O2, I seen your design on Tom's thread (must still be moving), could a cat5 socket be used on the board for the pwm's instead of screw terminals?---Rick

Sure- I don't see why not. I think that I've made a habit of using the screw terminals simply because most of my designs are posted for public consumption, i.e. everyone can see the connection point for a single wire. If a particular PcB design suits your needs but you'd like different connections, just edit the design yourself or ask me and I'll do it for you.:thumbsup:
 
Thanks O2!! I would like to figure out how to do it on Eagle. Would Eagle freeware version allow me to do something like this? If so I'll give it a try. I'm watching Tom's thread also as you guys have the solutions. Don't know if that A6211 is what Tom wants, but with 1500ma and pwm I think it is the answer I have been looking for on a DC power solution. I would need a 5up board, just need to think how to change out one driver if a problem would arrise. On the cat5's I think I could run the fans power and pwm also the 18B20's along with the A6211 pwm all back to my Arduino with one wire??---Rick
 
Thanks O2!! I would like to figure out how to do it on Eagle. Would Eagle freeware version allow me to do something like this? If so I'll give it a try. I'm watching Tom's thread also as you guys have the solutions. Don't know if that A6211 is what Tom wants, but with 1500ma and pwm I think it is the answer I have been looking for on a DC power solution. I would need a 5up board, just need to think how to change out one driver if a problem would arrise. On the cat5's I think I could run the fans power and pwm also the 18B20's along with the A6211 pwm all back to my Arduino with one wire??---Rick


Yes- you can do a lot with the freeware version. Just download it and start learning how to use the basic program. There's a couple of good tutorials on "Instructables" that will show you the basics. Once you get familiar with the program, just load my 5upLDD-H board & schematic files into it, and begin hacking away.
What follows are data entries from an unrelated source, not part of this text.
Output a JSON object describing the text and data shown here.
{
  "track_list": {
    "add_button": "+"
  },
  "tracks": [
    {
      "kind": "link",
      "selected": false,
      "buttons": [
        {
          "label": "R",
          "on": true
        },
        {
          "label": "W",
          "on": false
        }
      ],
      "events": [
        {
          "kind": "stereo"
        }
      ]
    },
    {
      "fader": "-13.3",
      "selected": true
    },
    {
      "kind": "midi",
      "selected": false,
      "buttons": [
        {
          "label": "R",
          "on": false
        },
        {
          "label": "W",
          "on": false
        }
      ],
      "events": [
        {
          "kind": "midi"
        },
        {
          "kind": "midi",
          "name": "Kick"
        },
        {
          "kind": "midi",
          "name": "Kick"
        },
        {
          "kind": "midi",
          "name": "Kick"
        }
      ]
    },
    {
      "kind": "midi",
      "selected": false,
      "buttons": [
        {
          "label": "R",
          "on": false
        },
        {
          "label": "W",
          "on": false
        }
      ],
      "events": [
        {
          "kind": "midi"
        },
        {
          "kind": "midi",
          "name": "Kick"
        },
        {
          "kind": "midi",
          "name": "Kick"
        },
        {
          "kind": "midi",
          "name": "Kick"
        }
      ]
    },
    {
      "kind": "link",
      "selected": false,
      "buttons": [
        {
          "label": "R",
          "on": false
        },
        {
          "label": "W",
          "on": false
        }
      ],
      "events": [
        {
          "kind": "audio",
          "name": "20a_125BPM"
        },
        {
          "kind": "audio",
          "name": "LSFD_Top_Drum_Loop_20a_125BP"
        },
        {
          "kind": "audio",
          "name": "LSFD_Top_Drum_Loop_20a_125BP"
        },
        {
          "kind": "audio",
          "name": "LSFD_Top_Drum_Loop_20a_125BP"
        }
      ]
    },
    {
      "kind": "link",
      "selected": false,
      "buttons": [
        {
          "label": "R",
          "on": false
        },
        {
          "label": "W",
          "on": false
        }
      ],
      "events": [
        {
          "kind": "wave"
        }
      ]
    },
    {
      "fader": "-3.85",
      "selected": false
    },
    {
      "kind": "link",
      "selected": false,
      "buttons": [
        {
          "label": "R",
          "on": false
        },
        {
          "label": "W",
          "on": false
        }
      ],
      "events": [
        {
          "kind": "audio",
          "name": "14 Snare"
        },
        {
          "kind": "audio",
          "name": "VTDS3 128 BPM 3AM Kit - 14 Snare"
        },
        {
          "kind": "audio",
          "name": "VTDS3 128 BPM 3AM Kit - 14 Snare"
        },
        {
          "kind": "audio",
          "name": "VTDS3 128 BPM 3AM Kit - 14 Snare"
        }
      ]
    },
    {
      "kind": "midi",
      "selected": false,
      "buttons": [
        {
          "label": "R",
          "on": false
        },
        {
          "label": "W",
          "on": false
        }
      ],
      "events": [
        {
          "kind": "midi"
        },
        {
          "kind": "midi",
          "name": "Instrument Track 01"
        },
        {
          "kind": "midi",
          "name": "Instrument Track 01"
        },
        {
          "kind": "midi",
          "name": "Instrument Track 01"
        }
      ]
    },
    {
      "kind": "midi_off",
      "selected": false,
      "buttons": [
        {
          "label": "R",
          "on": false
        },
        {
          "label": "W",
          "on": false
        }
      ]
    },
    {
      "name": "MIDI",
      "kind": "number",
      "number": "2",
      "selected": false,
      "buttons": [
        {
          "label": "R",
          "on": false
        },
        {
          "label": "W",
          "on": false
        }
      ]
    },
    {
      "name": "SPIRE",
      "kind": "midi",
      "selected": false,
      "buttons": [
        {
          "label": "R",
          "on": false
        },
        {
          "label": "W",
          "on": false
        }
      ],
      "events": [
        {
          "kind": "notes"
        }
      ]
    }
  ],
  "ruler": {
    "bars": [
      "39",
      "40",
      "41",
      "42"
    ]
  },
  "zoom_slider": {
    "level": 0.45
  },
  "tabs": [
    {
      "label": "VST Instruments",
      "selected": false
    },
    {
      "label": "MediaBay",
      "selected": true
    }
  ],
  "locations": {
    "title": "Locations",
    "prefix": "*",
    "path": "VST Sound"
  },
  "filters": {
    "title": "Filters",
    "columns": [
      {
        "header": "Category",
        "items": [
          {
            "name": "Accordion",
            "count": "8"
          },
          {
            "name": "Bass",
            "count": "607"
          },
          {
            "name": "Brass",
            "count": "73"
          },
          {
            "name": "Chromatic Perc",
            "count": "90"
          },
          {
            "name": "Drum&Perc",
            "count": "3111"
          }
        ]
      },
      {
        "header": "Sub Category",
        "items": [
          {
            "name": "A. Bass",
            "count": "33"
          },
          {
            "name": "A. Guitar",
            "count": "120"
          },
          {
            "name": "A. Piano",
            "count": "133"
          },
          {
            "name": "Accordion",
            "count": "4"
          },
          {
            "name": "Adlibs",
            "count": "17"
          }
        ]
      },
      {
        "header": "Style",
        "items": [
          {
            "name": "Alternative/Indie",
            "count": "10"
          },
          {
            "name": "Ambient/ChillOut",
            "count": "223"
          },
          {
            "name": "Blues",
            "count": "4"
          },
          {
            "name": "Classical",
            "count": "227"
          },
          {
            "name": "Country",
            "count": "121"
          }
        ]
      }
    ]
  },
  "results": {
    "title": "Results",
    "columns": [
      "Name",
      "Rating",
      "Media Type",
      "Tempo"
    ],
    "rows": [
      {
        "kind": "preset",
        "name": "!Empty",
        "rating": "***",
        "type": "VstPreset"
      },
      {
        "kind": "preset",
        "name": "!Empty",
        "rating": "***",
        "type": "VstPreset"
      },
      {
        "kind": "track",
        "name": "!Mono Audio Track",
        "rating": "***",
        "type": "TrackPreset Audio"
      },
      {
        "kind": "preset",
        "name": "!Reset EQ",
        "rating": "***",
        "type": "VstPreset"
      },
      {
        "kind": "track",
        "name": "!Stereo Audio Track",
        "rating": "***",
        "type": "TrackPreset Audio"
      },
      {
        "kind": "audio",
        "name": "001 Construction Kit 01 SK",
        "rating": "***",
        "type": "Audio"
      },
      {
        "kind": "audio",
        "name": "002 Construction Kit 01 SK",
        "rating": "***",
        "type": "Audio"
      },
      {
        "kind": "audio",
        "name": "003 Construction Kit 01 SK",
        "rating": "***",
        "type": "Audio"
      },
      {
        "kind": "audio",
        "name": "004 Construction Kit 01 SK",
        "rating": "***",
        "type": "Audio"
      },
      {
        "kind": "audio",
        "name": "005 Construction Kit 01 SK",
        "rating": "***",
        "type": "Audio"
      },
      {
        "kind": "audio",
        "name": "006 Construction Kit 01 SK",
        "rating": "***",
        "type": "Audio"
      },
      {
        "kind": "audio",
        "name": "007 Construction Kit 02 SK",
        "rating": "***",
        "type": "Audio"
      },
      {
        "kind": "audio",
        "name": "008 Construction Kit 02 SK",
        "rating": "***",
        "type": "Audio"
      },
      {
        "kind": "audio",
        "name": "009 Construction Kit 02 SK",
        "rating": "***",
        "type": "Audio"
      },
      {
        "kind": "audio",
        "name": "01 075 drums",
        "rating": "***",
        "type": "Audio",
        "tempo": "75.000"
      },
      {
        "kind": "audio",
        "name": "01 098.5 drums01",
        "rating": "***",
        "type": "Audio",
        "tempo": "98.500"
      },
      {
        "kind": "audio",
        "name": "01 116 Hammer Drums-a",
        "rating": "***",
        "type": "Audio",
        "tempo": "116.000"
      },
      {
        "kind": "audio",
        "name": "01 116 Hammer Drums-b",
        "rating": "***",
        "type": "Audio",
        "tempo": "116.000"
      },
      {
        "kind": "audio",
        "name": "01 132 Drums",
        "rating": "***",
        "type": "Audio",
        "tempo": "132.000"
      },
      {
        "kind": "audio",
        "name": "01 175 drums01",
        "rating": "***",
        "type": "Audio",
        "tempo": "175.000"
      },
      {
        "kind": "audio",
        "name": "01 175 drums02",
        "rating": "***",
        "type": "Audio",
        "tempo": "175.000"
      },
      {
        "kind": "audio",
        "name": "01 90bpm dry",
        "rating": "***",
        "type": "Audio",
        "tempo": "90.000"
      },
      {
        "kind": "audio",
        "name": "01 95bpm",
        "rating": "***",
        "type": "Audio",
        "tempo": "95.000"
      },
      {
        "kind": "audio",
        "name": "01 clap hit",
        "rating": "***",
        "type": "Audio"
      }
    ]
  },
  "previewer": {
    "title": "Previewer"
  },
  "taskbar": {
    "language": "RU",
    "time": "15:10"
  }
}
I haven't "pulled the trigger" yet on that 5up A6211 PcB just yet (But I did get (50) A61211 from DigiKey today, "for testing purposes". LoL They were $.70 each, and I couldn't resist).
You've given me an idea. What if I can make an A6211 PcB compatible with the existing LDD-H PcB? Most of the LDD-H PcB designs that have been already posted here have the LDD's mounted side by side. There may be enough "wiggle room" to allow me to fit a slightly longer A6211 driver PcB into the same basic footprint of the LDD-H. Thoughts?